第二,日军的17师团已经接到命令,要向晋南调动。根据日军的作战惯例,每当有部队调动时,这支部队通常都会先发起一次进攻,借此缓解战场上的压力。如果能够击败汤恩伯的第31集团军,那将有助于减轻日军在第五战区的作战压力。
第三,皖南事变爆发后,江北的新四军对蒋中正及其部队积怨已久,因此,在此时日军发起对第五战区的进攻,新四军不太可能派遣主力前来支援,这使得日军在进攻中的压力大大减轻。
与此同时,豫南会战的硝烟刚刚散去,赣北地区的战斗又悄然拉开了帷幕。日军打上高地区的目的,与之前的豫南战役有许多相似之处,尤其是第33师团,也接到了向晋南调动的命令,而按照日军惯例,第33师团也需要在调动前发起一次进攻。
负责此战役的第34师团团长大贺茂,原本打算通过第33师团提供支援,却没想到,已经被调走的第33师团并不打算全力投入战斗。结果,第33师团仅仅“陪跑”了一番,最后又回到了原来的位置,而大贺茂的第34师团却孤零零地被第74军击败。
本来,大贺茂担心的是,第33师团撤离后,自己作为一个师团的指挥官将无法守住南昌,但未料到的是,第33师团的半道撤退导致第34师团的兵力更加薄弱,最终导致南昌防线的崩溃。
于是,第33师团仅剩一个联队的兵力,带着两个联队的兵力去了晋南,而桜井省三团长对这一情况显然不满,日军11军司令官园部和一郎为了安抚他,只得派遣骑兵第4旅团的一部分力量予以支援。

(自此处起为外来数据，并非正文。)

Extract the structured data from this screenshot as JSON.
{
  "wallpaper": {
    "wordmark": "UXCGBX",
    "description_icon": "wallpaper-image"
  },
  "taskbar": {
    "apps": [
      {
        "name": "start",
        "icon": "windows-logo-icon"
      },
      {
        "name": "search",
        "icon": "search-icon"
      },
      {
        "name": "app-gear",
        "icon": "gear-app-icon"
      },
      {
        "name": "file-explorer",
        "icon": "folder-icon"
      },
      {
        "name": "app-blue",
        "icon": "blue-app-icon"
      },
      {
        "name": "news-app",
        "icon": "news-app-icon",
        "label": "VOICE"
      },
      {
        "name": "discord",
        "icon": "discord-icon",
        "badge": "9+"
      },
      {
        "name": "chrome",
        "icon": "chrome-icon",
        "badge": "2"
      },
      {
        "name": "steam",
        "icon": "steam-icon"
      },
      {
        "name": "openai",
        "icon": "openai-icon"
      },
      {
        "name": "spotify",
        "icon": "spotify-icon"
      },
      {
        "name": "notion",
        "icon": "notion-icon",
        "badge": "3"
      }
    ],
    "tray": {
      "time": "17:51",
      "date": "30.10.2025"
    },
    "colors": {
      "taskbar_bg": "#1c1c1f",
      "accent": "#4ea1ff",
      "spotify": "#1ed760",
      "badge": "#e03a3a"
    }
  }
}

新四军在茂林地区的失利,使得江南战场几乎没有了新四军的主力,这也大大减轻了日军的压力,使得他们得以从华中地区调动17师团和33师团参与晋南战役。
对于许多人来说,晋南会战的失败原因往往忽视了日军在进攻之前连续两次在豫南和上高发动进攻的原因。事实上,这样的决策在当时的日军兵力配置下并不合理。但如果将皖南事变与日军连续两次进攻的背景联系起来,就能清楚地理解,日军之所以敢于接连发动两次进攻,正是因为他们的后方已无大患,而皖南事变就是导致他们后顾无忧的关键因素。
接下来,日军为何敢在短时间内发起晋南的进攻呢?这其实与中条山会战的特殊性质密切相关。
日军对中条山的进攻,可以说是在长期的战略布局中占据了重要地位。为了向重庆发起总攻,日军有多条可选的路线,其中最直接的一条就是通过潼关进入关中,进而占领成都,再向重庆进军。